Et il étendit le bras juste devant lui.

En effet, les longues lances des soldats espagnols apparaissaient au-dessus des hautes herbes ; le Poletais n’avait pas menti, ces lances formaient un cercle qui se rétrécissait de plus en plus autour du boucan.

— Hein ! est-ce assez joli ? ajouta le boucanier en caressant doucement la crosse de son long fusil ; señora, ajouta-t-il, tenez-vous près du blessé.

— Oh ! laissez-moi me livrer, s’écria-t-elle avec élan, c’est à cause de moi que ce danger terrible vous menace.

— Señora, répondit le boucanier en se frappant la poitrine avec un geste d’une majesté suprême, vous êtes sous la sauvegarde de mon honneur, et je jure Dieu que nul, moi vivant, n’osera vous toucher du bout du doigt ! Allez près du blessé.

Dominée malgré elle par le ton dont le boucanier avait prononcé ces paroles, doña Clara s’inclina sans répondre et fut toute pensive s’asseoir dans l’ajoupa au chevet de fray Arsenio, qui dormait toujours.

— Maintenant, caballeros, dit le Poletais à don Sancho, si vous n’avez jamais assisté à une expédition de boucaniers, je vous promets que vous allez voir une belle fête et que vous aurez de l’agrément.

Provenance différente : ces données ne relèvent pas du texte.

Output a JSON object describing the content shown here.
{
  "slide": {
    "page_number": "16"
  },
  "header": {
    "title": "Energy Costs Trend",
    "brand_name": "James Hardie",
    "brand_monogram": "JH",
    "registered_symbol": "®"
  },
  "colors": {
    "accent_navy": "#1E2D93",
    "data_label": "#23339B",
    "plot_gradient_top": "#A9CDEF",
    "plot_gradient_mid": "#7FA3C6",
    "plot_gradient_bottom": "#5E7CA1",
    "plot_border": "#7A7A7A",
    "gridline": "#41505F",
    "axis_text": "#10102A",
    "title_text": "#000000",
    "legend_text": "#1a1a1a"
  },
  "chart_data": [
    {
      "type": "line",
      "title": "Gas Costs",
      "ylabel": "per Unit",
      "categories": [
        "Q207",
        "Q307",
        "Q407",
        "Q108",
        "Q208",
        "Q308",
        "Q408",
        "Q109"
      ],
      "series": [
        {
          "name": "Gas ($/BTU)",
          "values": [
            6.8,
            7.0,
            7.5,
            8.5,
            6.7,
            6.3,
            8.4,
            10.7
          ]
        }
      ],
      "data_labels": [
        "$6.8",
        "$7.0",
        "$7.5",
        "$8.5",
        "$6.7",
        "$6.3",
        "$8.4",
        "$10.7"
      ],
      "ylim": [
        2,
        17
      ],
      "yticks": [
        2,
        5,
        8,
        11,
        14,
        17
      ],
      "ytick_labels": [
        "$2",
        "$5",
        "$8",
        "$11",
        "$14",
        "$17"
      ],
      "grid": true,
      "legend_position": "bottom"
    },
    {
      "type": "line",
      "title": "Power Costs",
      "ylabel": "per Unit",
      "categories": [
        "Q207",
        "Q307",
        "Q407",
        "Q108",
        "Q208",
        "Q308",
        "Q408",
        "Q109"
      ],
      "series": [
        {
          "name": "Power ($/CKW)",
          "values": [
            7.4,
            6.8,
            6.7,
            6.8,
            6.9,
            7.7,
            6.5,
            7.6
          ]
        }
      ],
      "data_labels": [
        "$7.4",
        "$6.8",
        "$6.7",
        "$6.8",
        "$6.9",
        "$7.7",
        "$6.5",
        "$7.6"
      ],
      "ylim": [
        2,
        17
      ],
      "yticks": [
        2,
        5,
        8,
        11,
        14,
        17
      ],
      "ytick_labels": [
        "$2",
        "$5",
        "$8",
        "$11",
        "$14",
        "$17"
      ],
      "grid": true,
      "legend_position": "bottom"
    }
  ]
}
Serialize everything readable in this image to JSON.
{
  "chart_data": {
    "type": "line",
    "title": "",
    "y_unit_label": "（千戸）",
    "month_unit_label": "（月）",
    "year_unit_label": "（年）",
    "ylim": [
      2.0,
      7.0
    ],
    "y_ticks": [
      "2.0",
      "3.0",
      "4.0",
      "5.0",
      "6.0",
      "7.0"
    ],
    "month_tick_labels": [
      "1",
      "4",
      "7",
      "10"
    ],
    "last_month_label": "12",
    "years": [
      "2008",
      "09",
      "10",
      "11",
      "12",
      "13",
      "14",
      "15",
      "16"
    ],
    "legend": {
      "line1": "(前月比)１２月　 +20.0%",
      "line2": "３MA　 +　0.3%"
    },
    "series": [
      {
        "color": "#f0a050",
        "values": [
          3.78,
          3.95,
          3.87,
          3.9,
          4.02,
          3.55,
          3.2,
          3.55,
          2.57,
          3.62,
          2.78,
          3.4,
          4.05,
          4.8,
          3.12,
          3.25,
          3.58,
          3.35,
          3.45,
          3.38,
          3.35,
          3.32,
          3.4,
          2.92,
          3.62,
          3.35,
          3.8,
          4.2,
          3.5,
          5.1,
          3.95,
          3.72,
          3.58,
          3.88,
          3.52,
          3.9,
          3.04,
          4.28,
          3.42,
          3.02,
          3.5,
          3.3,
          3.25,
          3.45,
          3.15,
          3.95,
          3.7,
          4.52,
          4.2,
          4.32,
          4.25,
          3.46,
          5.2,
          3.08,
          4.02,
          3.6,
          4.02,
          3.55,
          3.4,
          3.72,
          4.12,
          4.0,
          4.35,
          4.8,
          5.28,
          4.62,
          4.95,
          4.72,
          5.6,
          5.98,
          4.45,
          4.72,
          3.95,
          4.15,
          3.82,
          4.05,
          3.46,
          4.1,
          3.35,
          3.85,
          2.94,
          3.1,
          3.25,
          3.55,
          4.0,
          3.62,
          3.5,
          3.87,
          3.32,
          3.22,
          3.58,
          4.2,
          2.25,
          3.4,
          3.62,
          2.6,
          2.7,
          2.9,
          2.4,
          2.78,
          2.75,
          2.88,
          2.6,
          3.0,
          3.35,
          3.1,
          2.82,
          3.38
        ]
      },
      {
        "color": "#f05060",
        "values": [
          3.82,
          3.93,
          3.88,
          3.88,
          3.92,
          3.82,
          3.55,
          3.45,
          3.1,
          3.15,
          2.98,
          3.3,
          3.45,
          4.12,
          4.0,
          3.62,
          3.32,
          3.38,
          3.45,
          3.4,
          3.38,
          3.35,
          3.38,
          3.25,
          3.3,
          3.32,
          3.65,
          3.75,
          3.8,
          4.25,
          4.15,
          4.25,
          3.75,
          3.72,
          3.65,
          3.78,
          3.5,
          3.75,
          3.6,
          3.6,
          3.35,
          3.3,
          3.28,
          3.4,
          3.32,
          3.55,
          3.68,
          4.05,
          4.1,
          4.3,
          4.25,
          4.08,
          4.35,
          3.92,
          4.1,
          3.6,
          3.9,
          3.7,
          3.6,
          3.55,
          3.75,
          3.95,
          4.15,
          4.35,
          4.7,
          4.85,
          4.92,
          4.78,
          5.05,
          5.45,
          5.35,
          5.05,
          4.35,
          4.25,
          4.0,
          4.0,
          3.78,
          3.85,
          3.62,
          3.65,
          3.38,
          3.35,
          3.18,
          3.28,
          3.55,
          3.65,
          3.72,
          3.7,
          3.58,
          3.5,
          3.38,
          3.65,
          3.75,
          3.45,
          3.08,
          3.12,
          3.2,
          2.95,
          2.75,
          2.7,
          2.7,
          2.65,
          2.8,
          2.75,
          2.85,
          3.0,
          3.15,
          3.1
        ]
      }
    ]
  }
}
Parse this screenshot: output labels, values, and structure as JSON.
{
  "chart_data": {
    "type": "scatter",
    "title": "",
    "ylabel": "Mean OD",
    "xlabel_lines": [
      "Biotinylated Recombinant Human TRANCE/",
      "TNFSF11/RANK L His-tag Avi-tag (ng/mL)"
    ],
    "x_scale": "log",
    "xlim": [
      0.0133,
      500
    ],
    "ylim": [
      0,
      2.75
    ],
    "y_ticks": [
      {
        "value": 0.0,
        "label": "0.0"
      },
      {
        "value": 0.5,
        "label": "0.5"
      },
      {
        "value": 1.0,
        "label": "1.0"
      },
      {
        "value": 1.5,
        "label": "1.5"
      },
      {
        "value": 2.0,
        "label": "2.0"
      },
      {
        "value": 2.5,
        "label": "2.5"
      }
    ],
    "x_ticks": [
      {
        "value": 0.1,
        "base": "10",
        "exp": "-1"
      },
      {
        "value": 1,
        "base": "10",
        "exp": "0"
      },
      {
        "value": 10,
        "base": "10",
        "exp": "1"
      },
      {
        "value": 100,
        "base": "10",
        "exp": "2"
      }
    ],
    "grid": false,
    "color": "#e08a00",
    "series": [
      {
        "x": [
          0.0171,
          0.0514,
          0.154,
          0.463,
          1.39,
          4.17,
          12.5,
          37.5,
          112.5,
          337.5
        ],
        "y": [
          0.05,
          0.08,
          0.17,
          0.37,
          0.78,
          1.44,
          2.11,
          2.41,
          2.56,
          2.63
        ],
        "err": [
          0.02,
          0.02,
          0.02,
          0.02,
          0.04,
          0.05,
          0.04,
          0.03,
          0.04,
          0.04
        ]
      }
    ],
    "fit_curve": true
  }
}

— Ma foi, répondit insouciamment le jeune homme, bataille, puisqu’il le faut, c’est une belle mort pour un gentilhomme de tomber dans un combat.

— Allons ! fit le boucanier en lui frappant amicalement sur l’épaule, vous êtes un joli garçon, on fera quelque chose de vous.

Les cinquantaines approchaient toujours et le cercle se resserrait de plus en plus.


XXX

MONTBARS L’EXTERMINATEUR

Pendant quelques minutes, un silence funèbre, un calme complet mais chargé de menace, pesa lourdement sur la savane.

Au sifflet de l’engagé, les chiens étaient venus se ranger derrière leurs maîtres ; la tête basse, les lèvres retroussées, montrant leurs dents aiguës, les yeux ardents, ils attendaient l’ordre de s’élancer en avant, sans cependant donner le moindre éclat de voix, sans même gronder sourdement.